Rich snippets e blocos de resultados de conteúdo especial (ou seja, snippets em destaque) já fazem parte do SEO há algum tempo, e sabemos que aparecer em uma área de SCRB pode direcionar grandes volumes de tráfego para o seu site.

Por outro lado, aparecer na posição zero pode significar que um usuário não acessará seu site, o que significa que você não obterá o tráfego e a chance de fazê-lo explorar o site ou contar para impressões de anúncios.

Dito isto, aparecer nessas posições é poderoso em termos de taxa de cliques e pode ser uma ótima oportunidade para apresentar novos usuários à sua marca / site.

Ir (consultas de navegação)

As consultas “Ir” são normalmente consultas de marca ou entidade conhecida, nas quais um usuário procura acessar um site ou local específico.

Se um usuário estiver procurando especificamente pela Nike, respondê-lo com “Adidas” não atenderá às suas necessidades.

Da mesma forma, se você deseja classificar para um termo de marca de concorrente, você precisa fazer com que eles questionem: por que o Google mostraria o site deles quando o usuário está claramente procurando o concorrente.

Definir intenção é uma coisa, o usuário pode pensar em outra!

definir a intencao de busca do usuario
Fique sempre atento às possibilidades de busca dos seus leitores.

Por um longo tempo, a jornada do cliente é uma atividade básica no planejamento e desenvolvimento de campanhas de marketing e sites.

Embora seja importante mapear personas e planejar como os usuários navegam no site, é necessário entender como o usuário pesquisa e em que estágio de sua jornada ele está.

A palavra jornada geralmente gera conotações de um caminho reto e muitas jornadas básicas do usuário geralmente seguem o caminho da página de destino> formulário ou página inicial> página do produto> formulário.

Tomamos a conclusão de que os usuários sabem exatamente o que desejam fazer, mas a pesquisa por celular e por voz introduziu uma nova dinâmica em nossas vidas diárias, moldando nossas decisões cotidianas de uma maneira como nenhuma outra.

Esses micro-momentos questionam diretamente nossa compreensão da jornada do usuário.

Os usuários não pesquisam mais de uma única maneira e, devido ao modo como o Google se desenvolveu nos últimos anos, não há uma única página de resultados de pesquisa.

Podemos determinar o estágio em que o usuário está através dos resultados de pesquisa exibidos pelo Google e analisando dados proprietários do Google Search Console, das Ferramentas do Google para webmasters e da Yandex Metrica.

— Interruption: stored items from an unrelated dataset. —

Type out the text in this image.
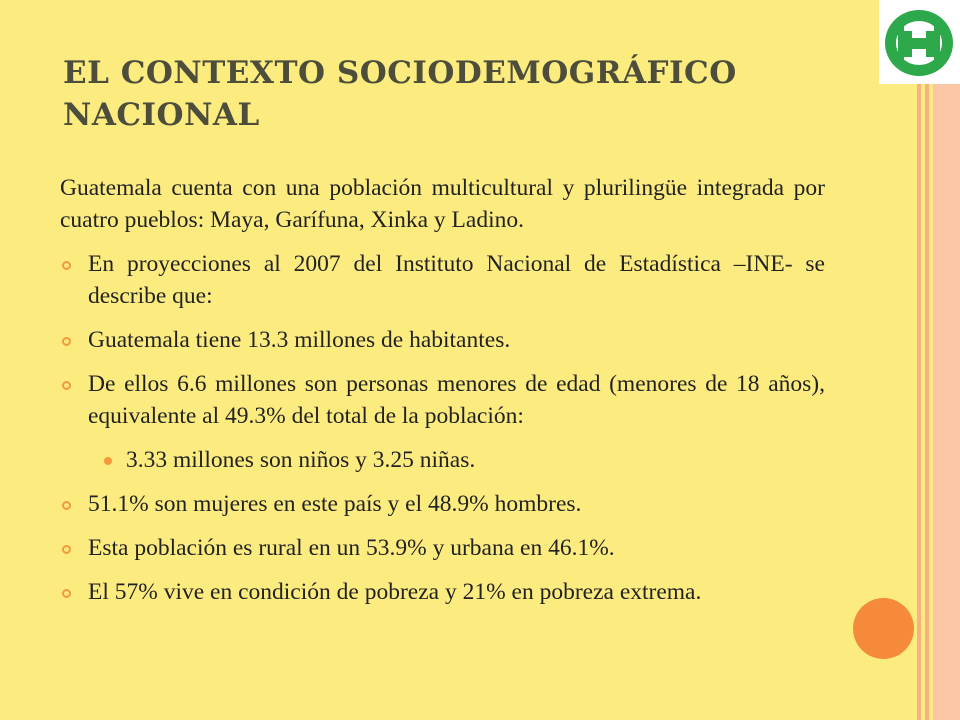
EL CONTEXTO SOCIODEMOGRÁFICO NACIONAL

Guatemala cuenta con una población multicultural y plurilingüe integrada por cuatro pueblos: Maya, Garífuna, Xinka y Ladino.

En proyecciones al 2007 del Instituto Nacional de Estadística –INE- se describe que:

Guatemala tiene 13.3 millones de habitantes.

De ellos 6.6 millones son personas menores de edad (menores de 18 años), equivalente al 49.3% del total de la población:

3.33 millones son niños y 3.25 niñas.

51.1% son mujeres en este país y el 48.9% hombres.

Esta población es rural en un 53.9% y urbana en 46.1%.

El 57% vive en condición de pobreza y 21% en pobreza extrema.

A intenção pode mudar, os resultados e a importância também podem!

Outra coisa importante a lembrar é que a intenção de pesquisa e os resultados exibidos pelo Google também podem mudar rapidamente.

Um exemplo disso foi o ataque Dyn DDoS ocorrido em outubro de 2016. Ao contrário de outros ataques DDoS anteriores, a cobertura da imprensa em torno do ataque Dyn era predominante – a Casa Branca chegou a divulgar um comunicado.

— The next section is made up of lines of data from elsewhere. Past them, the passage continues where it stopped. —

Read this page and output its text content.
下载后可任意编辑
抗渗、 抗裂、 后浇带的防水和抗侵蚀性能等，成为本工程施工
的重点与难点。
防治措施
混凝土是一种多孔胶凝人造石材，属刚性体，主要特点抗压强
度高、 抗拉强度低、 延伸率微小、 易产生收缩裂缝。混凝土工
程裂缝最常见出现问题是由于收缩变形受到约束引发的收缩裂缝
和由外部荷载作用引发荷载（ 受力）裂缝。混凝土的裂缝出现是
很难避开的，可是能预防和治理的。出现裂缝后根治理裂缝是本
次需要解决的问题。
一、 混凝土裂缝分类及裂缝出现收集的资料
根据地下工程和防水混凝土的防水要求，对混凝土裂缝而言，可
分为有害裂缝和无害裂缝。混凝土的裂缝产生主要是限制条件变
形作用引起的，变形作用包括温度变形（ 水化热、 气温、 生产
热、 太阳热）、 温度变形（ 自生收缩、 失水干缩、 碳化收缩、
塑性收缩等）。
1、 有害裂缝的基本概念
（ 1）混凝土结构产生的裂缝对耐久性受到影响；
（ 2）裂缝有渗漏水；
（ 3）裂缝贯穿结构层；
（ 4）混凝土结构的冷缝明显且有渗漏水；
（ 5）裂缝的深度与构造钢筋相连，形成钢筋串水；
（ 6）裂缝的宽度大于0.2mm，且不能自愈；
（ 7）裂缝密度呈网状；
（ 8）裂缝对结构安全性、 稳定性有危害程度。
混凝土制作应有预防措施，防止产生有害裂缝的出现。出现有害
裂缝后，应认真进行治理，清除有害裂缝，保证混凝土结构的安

Antes do ataque, a busca por termos como [ddos] ou [dns] produzia resultados de empresas como Incapsula, Sucuri e Cloudflare.

Esses resultados foram todos técnicos e não são adequados para o novo público encontrado, descobrir e investigar esses termos.

O que antes era uma consulta com uma intenção comercial ou transacional rapidamente se tornou informativo. Nas 12 horas seguintes ao ataque, os resultados da pesquisa mudaram e se tornaram resultados de notícias e artigos de blog explicando como um ataque DDoS funciona.

É por isso que é importante otimizar não apenas as palavras-chave que geram tráfego de conversão, mas também aquelas que podem fornecer valor ao usuário e relevância tópica para o domínio.

Conclusão

Agora você já sabe como funcionam as pesquisas dos usuários e como encaixar na sua estratégia de SEO.

Esperamos poder ter ajudado com dicas diferenciadas e com simples entendimento.

Qualquer dúvida que você tiver, basta conversar conosco através dos comentários abaixo.

Ficaremos extremamente felizes em saber sua opinião sobre este assunto e como você vem aplicando seus conteúdos e palavras-chave.